Running shoes just aren’t running shoes anymore. Nike now has a patent for blockchain enabled sneakers. According to the patent filing, the system that Nike wants to deploy will allow blockchain to attach cryptographically secured digital assets to a physical product. This blockchain based sneaker concept is currently known as CryptoKick, according to the patent.
But what does the blockchain bit do in a sneaker? First and foremost, this would allow Nike to control the production and distribution of the sneakers, as well as allow users a lot more scope for customization. “When a consumer buys a genuine pair of shoes--colloquially known as "kicks"--a digital representation of a shoe may be generated, linked with the consumer, and assigned a cryptographic token, where the digital shoe and cryptographic token collectively represent a "CryptoKick". The digital representation may include a computer-generated avatar of the shoe or a limited-edition artist rendition of the shoe. The digital asset may be secured by an encryption-protected block that contains a hash pointer as a link to a related block in a decentralized blockchain, a transaction timestamp, and transaction data,” the patent reads.
Secondly, there is the ability to manage digital assets.

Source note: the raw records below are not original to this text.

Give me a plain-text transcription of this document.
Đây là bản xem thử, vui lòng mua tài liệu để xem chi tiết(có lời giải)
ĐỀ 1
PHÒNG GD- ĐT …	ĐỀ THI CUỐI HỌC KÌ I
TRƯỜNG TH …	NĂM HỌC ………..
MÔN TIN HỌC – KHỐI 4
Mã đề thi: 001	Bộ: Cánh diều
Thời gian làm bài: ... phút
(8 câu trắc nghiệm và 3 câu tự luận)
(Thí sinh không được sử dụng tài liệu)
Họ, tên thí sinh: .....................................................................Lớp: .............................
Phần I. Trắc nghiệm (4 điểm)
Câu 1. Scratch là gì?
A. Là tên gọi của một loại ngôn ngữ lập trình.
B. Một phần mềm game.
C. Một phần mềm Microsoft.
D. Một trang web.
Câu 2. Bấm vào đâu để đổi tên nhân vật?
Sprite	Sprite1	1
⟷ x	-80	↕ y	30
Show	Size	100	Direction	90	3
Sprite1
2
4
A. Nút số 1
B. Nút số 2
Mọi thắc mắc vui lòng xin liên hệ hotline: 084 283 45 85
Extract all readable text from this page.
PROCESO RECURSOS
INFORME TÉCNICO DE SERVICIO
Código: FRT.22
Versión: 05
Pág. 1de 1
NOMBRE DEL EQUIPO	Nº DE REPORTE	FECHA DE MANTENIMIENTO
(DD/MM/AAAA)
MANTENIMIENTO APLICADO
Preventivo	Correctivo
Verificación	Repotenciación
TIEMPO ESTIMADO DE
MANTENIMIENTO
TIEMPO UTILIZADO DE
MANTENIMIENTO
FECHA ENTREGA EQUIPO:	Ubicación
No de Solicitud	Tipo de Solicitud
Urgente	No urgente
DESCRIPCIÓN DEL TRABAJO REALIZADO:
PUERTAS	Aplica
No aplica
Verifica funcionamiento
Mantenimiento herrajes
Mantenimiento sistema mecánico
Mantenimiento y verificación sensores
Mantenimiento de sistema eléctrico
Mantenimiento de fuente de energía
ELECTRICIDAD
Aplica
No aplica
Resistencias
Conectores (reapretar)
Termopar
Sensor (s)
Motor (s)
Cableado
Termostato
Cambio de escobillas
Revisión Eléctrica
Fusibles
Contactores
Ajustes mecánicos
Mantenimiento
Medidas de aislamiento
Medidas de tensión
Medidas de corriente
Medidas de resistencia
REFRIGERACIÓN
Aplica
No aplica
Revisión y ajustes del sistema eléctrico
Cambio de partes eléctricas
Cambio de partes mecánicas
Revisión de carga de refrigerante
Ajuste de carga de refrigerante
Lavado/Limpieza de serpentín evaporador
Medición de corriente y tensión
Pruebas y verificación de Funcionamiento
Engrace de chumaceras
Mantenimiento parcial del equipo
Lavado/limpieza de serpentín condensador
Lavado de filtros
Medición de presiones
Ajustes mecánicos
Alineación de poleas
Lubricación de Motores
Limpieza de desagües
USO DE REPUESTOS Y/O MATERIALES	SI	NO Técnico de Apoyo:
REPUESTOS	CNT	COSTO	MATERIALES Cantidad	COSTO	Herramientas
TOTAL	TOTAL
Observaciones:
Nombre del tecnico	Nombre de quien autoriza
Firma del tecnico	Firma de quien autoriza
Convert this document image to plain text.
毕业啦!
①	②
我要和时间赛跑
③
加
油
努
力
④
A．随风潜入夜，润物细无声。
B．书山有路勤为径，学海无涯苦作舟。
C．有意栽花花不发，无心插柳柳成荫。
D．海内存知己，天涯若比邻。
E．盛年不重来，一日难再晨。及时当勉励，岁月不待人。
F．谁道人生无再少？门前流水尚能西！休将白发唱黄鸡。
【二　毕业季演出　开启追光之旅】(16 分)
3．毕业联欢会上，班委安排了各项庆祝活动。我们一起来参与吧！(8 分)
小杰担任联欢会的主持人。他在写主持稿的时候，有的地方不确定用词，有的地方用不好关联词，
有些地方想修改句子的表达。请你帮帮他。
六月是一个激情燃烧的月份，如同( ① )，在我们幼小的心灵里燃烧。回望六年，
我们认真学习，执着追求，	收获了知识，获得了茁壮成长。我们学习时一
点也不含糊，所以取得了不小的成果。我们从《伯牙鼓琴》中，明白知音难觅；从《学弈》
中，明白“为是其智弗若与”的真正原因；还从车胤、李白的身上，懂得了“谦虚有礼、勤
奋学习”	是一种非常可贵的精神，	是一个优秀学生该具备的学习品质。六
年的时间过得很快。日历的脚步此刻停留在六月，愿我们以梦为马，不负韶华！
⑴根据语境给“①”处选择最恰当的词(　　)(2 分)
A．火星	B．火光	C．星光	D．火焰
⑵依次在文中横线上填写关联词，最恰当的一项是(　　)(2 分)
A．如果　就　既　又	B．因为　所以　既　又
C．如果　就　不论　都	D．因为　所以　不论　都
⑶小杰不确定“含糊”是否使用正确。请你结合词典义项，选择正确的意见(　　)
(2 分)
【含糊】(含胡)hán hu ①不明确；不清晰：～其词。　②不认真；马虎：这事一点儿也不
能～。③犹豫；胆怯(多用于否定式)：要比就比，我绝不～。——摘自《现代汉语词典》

Using these crypto digital assets, a buyer can securely trade or sell the tangible pair of shoes, trade or sell the digital shoe, store the digital shoe in a cryptocurrency wallet or other digital blockchain locker, intermingle or "breed" the digital shoe with another digital shoe to create what is known as a "shoe offspring.” The newly bred shoe offspring custom can then be ordered as a new, tangible pair of shoes. The real-world shoe and the digital shoe will be coordinated based on various data, including physical attributes, colours and styles—and there will be rules for this breeding. The fact that this could really be fun and serious at the same time is proved by the patent which states that Nike CryptoKick owners may be able to access optional features including surrogacy for breeding plans between two or more discrete digital shoes and parenting or nannying features provided by a third-party entity that does not own the digital shoe.
The Nike blockchain platform will also track the ownership and verify the authenticity of sneakers using the blockchain-based system—well, theoretically, it should be able to. The original patent was filed in April, and now that Nike has bagged this, we may see a blockchain sneaker sometime next year. At least we hope we do.